5 Mart 2016'da, 12. Ulusal Halk Kongresi'nin Dördüncü Oturumu'ndaki hükümet çalışma raporunda Premier Li Keqiang, 2016'ya odaklandığını belirtti: İşletmeleri özelleştirilmiş, esnek üretim yapmaya, işçilik ruhunu geliştirmeye ve çeşitleri arttırmaya teşvik etmek. Kaliteyi arttırın ve marka yaratın.
İşçilik ruhu, sadece kurumsal kalkınmanın bir gereği değil aynı zamanda ulusal hükümetin ve zamanın savunucusudur.
Herkesin kendi işi var, tek farkı iş ve işin farklı olması. Her birimiz kendi işimizdeyiz, bazı insanlar yaşamları boyunca aynı hızla ilerliyor, bazıları ise sudaki balık gibi olağan işlerinde kullanışlı ve renkli. En temel sebep, çalışmaları ve işe karşı tutumu üzerine farklı görüşleri olması. Sadece işi bir uygulama olarak düşünerek, nihai ürün olağanüstü bir başarı elde edebilir.
Japonya'nın eşsiz savaş sonrası ekonomik refahı, iyileştirilmiş kalitesinden faydalandı ve Japon markalarının küresel bir yer edinmesi için temel dayanak haline geldi. Japonya, dünya kalite yönetiminin inovasyonuna olağanüstü katkılar sağlamıştır. Japon yönetimi, öğrenmenin en iyi yoludur. Bu bir ruhtur, somut bir ruh değil. Bu ruh, zanaatkarların ruhudur: Birincisi, yaptıklarınızı sevin, bu şeylerin size getirdiği parayı sevmeyin, ikincisi, gelişmeye ve dikkatli olmaya devam edin.

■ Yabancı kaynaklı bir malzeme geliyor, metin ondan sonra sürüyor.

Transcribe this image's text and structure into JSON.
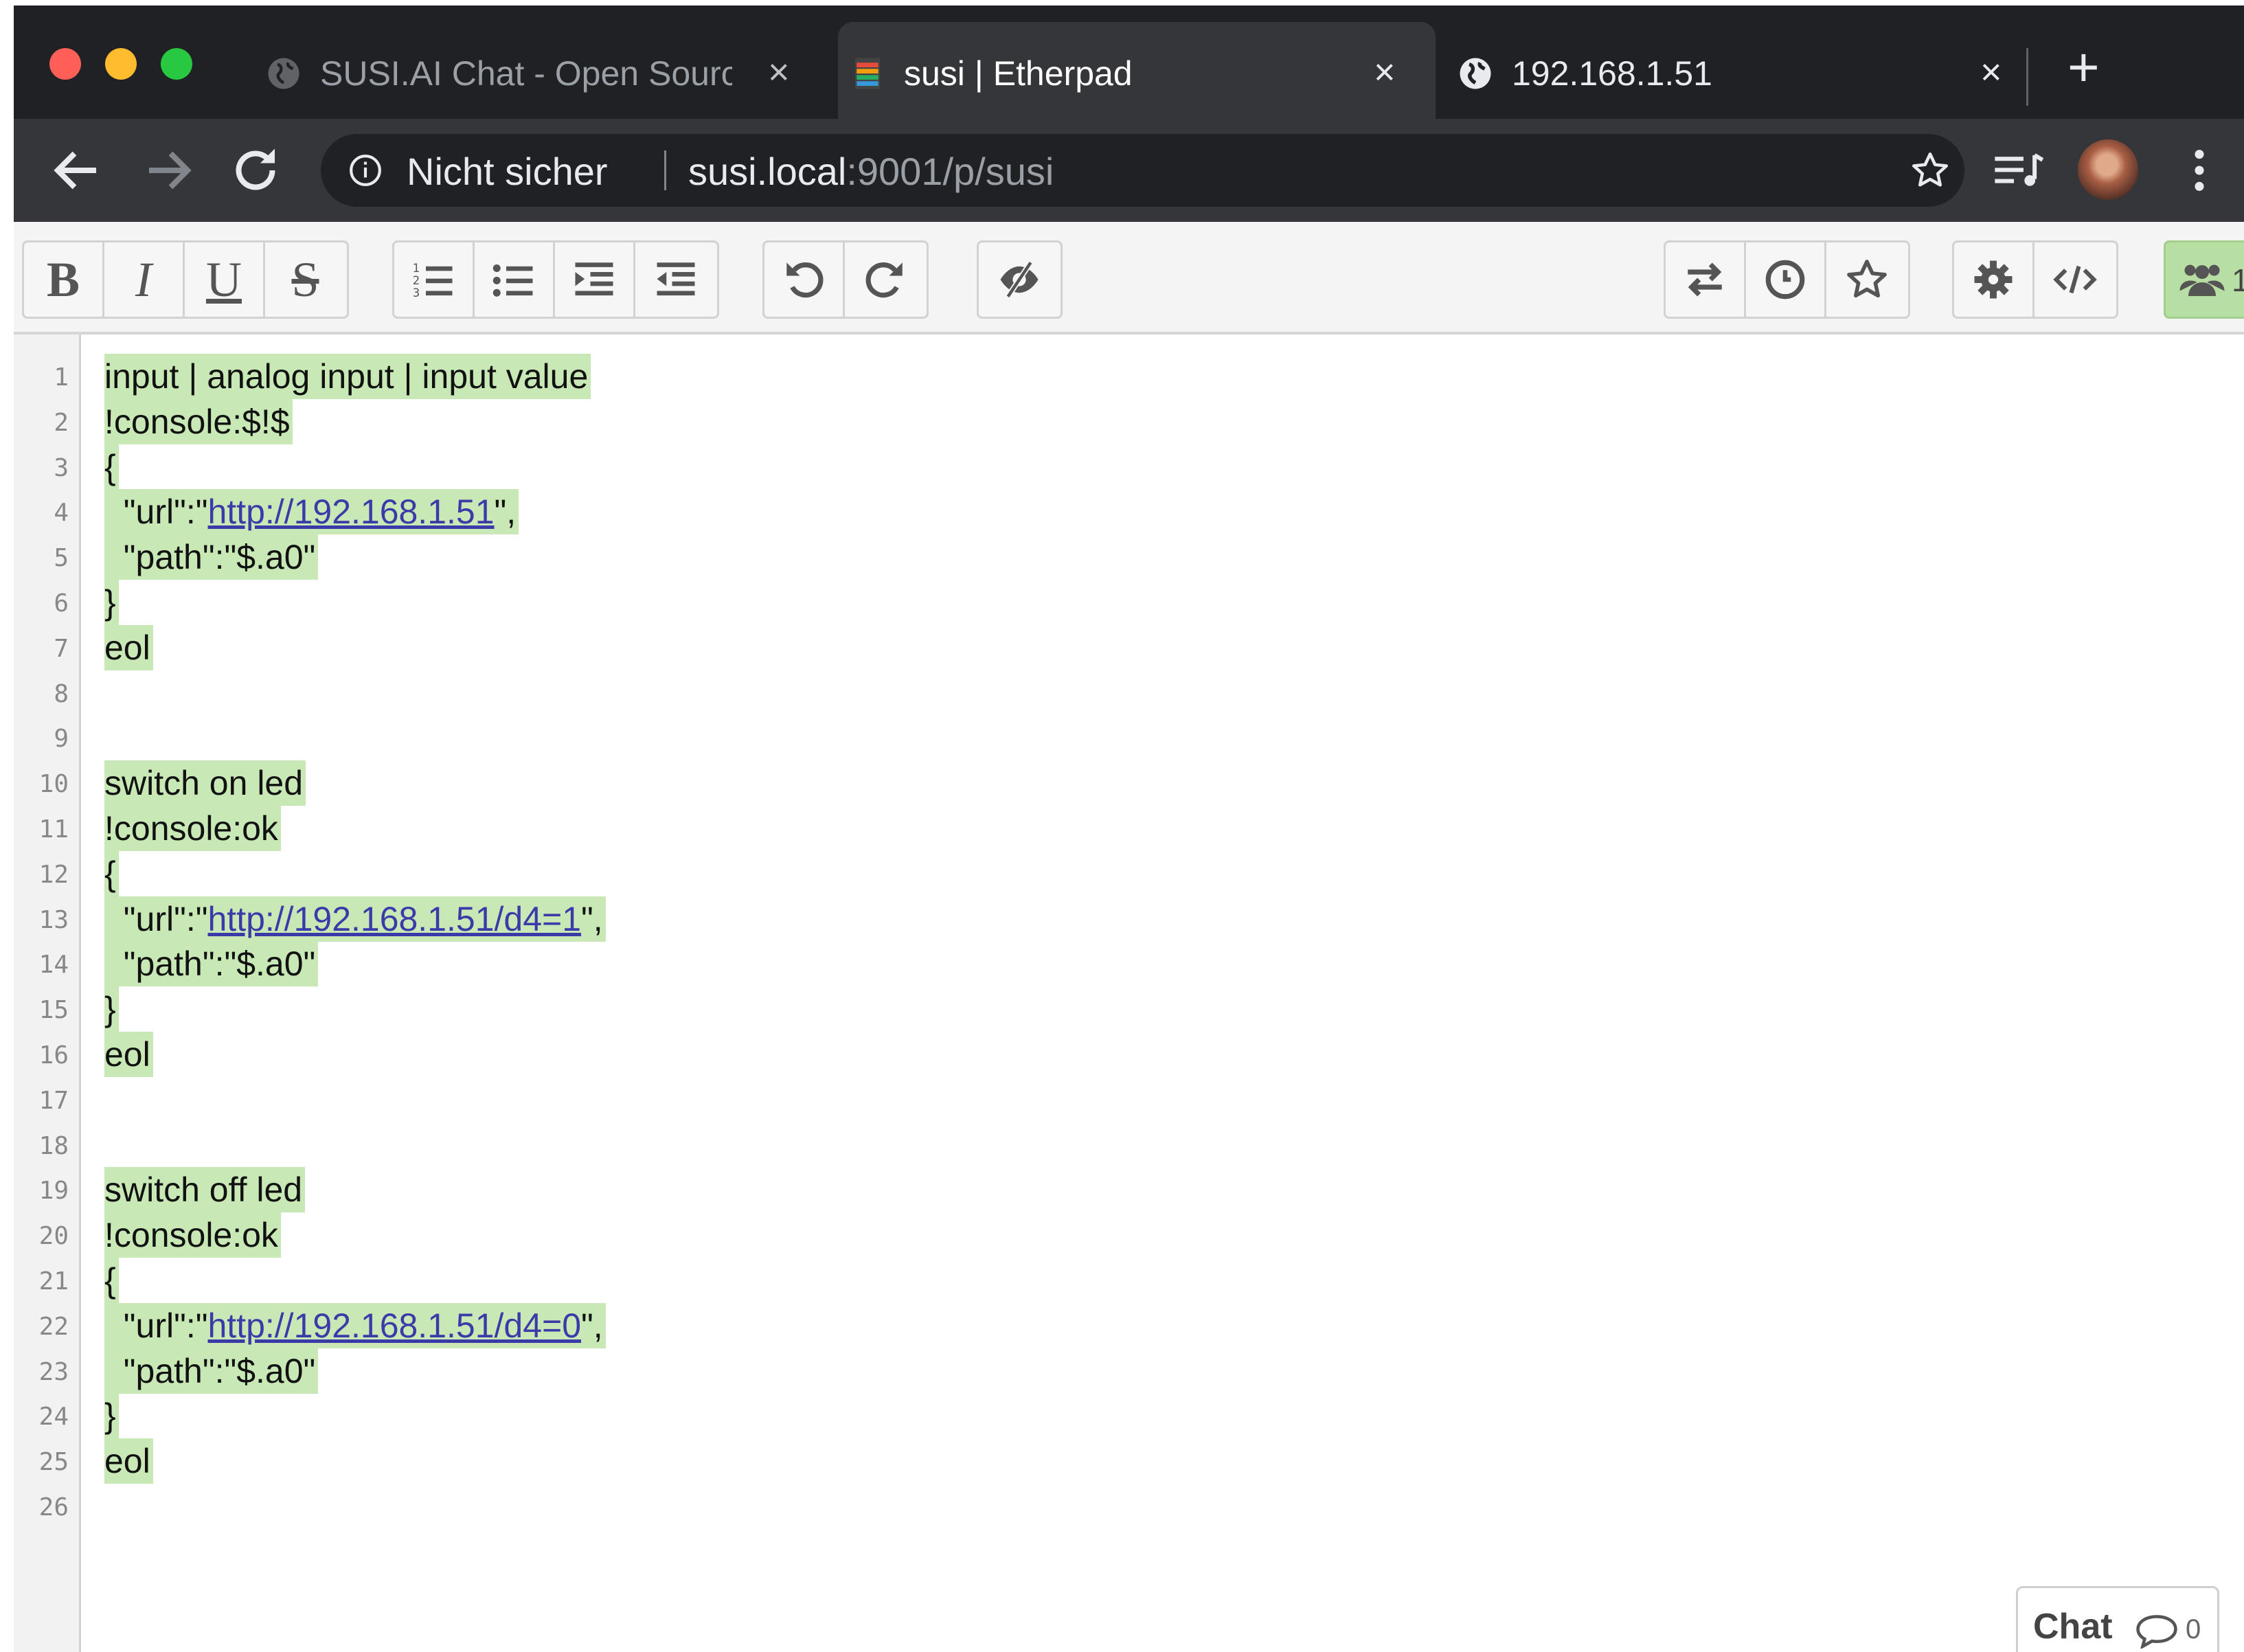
{
  "browser": {
    "tabs": [
      {
        "title": "SUSI.AI Chat - Open Source",
        "favicon": "globe-icon",
        "active": false
      },
      {
        "title": "susi | Etherpad",
        "favicon": "etherpad-icon",
        "active": true
      },
      {
        "title": "192.168.1.51",
        "favicon": "globe-icon",
        "active": false
      }
    ],
    "new_tab_label": "+",
    "close_glyph": "×",
    "security_label": "Nicht sicher",
    "url_host": "susi.local",
    "url_rest": ":9001/p/susi"
  },
  "toolbar": {
    "format_buttons": [
      "B",
      "I",
      "U",
      "S"
    ],
    "icons": [
      "ordered-list-icon",
      "unordered-list-icon",
      "indent-icon",
      "outdent-icon",
      "undo-icon",
      "redo-icon",
      "clear-authorship-icon",
      "import-export-icon",
      "timeslider-icon",
      "save-revision-icon",
      "settings-icon",
      "embed-icon",
      "users-icon"
    ],
    "users_count": "1"
  },
  "editor": {
    "lines": [
      {
        "n": "1",
        "text": "input | analog input | input value"
      },
      {
        "n": "2",
        "text": "!console:$!$"
      },
      {
        "n": "3",
        "text": "{"
      },
      {
        "n": "4",
        "pre": "  \"url\":\"",
        "link": "http://192.168.1.51",
        "post": "\","
      },
      {
        "n": "5",
        "text": "  \"path\":\"$.a0\""
      },
      {
        "n": "6",
        "text": "}"
      },
      {
        "n": "7",
        "text": "eol"
      },
      {
        "n": "8",
        "text": ""
      },
      {
        "n": "9",
        "text": ""
      },
      {
        "n": "10",
        "text": "switch on led"
      },
      {
        "n": "11",
        "text": "!console:ok"
      },
      {
        "n": "12",
        "text": "{"
      },
      {
        "n": "13",
        "pre": "  \"url\":\"",
        "link": "http://192.168.1.51/d4=1",
        "post": "\","
      },
      {
        "n": "14",
        "text": "  \"path\":\"$.a0\""
      },
      {
        "n": "15",
        "text": "}"
      },
      {
        "n": "16",
        "text": "eol"
      },
      {
        "n": "17",
        "text": ""
      },
      {
        "n": "18",
        "text": ""
      },
      {
        "n": "19",
        "text": "switch off led"
      },
      {
        "n": "20",
        "text": "!console:ok"
      },
      {
        "n": "21",
        "text": "{"
      },
      {
        "n": "22",
        "pre": "  \"url\":\"",
        "link": "http://192.168.1.51/d4=0",
        "post": "\","
      },
      {
        "n": "23",
        "text": "  \"path\":\"$.a0\""
      },
      {
        "n": "24",
        "text": "}"
      },
      {
        "n": "25",
        "text": "eol"
      },
      {
        "n": "26",
        "text": ""
      }
    ]
  },
  "chat": {
    "label": "Chat",
    "count": "0"
  },
  "colors": {
    "author_highlight": "#c8e9b6",
    "link": "#3b3aa8",
    "chrome_dark": "#202124"
  }
}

2016 yılında, şirket rafine yönetimi desteklemeye devam etti. Amerika Birleşik Devletleri'nin ustalık arayışı içindeki ustalık ruhunu gözden geçirmesine, ustalık ruhunun özünü derinden anlamasına, her yönetimde iyi bir iş yapmasına ve rafine yönetim düzeyini etkin bir şekilde iyileştirmesine izin verin.